Film that I enjoyed the most? The Avengers. I was always a mark for this movie, seeing as I'm mainly a comic book nerd, but it managed to be one of the few films that I've been excited for that not only met my expectations, but actually went above them to provide a truly memorable experience.

Didn't see any really bad movies this year. Prometheus was only OK, I guess.

My favorite movie of this year was Snow White and the Huntsman.
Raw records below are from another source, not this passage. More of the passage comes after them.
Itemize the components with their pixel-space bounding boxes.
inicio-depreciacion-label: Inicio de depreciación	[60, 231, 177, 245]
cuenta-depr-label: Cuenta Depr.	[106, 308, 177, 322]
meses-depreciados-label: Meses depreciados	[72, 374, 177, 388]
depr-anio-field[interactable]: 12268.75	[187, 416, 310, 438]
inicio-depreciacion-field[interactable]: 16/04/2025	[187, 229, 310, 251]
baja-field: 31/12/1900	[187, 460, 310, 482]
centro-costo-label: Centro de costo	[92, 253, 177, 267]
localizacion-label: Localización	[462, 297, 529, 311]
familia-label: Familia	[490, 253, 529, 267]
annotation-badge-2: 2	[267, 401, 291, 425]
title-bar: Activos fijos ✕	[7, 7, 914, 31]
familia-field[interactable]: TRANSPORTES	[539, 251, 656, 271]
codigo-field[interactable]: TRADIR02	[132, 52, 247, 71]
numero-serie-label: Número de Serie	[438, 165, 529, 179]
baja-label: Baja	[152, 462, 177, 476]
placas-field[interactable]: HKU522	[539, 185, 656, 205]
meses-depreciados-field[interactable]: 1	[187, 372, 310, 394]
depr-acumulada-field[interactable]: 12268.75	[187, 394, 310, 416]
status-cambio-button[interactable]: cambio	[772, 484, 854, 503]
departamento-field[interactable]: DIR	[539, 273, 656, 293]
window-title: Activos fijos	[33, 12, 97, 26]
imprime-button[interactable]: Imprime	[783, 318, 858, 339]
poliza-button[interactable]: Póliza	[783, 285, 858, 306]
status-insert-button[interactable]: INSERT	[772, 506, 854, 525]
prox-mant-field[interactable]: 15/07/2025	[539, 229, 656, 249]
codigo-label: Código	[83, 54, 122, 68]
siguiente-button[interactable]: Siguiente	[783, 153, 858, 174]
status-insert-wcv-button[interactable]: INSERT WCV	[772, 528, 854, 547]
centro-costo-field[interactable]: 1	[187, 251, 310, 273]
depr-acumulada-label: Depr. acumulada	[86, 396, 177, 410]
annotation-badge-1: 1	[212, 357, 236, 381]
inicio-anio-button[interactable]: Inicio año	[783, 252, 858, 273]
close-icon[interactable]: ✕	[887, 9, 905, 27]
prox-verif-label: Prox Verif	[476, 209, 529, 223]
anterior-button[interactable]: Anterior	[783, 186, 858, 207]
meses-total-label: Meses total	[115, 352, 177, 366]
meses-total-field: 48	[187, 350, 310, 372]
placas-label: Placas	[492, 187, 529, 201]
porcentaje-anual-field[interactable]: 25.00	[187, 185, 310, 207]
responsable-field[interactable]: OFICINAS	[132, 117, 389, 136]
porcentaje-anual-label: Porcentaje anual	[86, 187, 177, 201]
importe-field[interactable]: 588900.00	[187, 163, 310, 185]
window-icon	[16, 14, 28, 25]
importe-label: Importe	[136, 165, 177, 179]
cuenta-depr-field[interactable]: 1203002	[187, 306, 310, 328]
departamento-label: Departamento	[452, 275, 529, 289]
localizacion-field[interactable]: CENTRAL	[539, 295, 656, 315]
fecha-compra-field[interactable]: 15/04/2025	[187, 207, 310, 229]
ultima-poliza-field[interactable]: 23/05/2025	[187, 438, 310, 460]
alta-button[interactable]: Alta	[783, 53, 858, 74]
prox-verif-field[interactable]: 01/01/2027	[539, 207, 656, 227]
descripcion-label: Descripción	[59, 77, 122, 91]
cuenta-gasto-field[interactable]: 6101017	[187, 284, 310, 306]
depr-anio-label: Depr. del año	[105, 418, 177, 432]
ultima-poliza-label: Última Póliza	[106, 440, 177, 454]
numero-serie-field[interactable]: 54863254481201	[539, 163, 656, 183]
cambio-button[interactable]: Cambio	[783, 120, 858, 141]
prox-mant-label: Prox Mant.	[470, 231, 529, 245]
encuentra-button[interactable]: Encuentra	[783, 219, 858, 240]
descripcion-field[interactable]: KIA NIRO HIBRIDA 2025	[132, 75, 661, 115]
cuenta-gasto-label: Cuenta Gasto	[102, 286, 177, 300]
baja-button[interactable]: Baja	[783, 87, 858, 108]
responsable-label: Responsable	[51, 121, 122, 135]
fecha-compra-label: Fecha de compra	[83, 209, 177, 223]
Notice how I didn't say 'best'. I loved it, though, mostly because of its very proud display of all that it could have been. Each new locale that the movie visited felt like it wanted to be a movie in and of itself, and just thinking about all of that potential has given me more joy than any other film in 2012.

Seriously, though, how bitchin' awesome was Charlize Theron?

My top 10 best.

10. Paranorman
9. Paranormal Activity 4
8. Frankenweenie
7. Hotel Transylvania
6. REC 3 Genesis
5. Hitchcock
4. The Amazing Spider-Man
3. Wreck-It Ralph
2. Sinister
1. Grave Encounters 2

How is it that The Dark Knight Rises has 'stronger characters' than The Avengers? Come to think of it, how is it that The Dark Knight Rises has stronger characters than a shampoo commercial? Is that assessment based entirely around Michael Caine's performance and no other factors? I could maybe see it if that's the case.

Here are my picks for 2012.

Best Picture: Django Unchained
Honorable Mention: ParaNorman, Snow White and the Huntsman, The Hobbit: An Unexpected Journey, The Avengers, Ted

Worst Picture: The Dark Knight Rises
Dishonorable Mention: The Dictator, Les Miserables, Total Recall

Overall a pretty good year for movies, definitely. I had more good times than bad times, and The Dark Knight Rises being the nadir of the whole thing means that it could have been so much worse. Rises was pretty godawful, but it wasn't a huge disaster.

Good thing we can disagree. I disagree with most of your Top picks. I'm not saying Hunger Games is good or bad but what makes it any more special than Twilight? And I thought you were joking about the first couple of picks but oh well.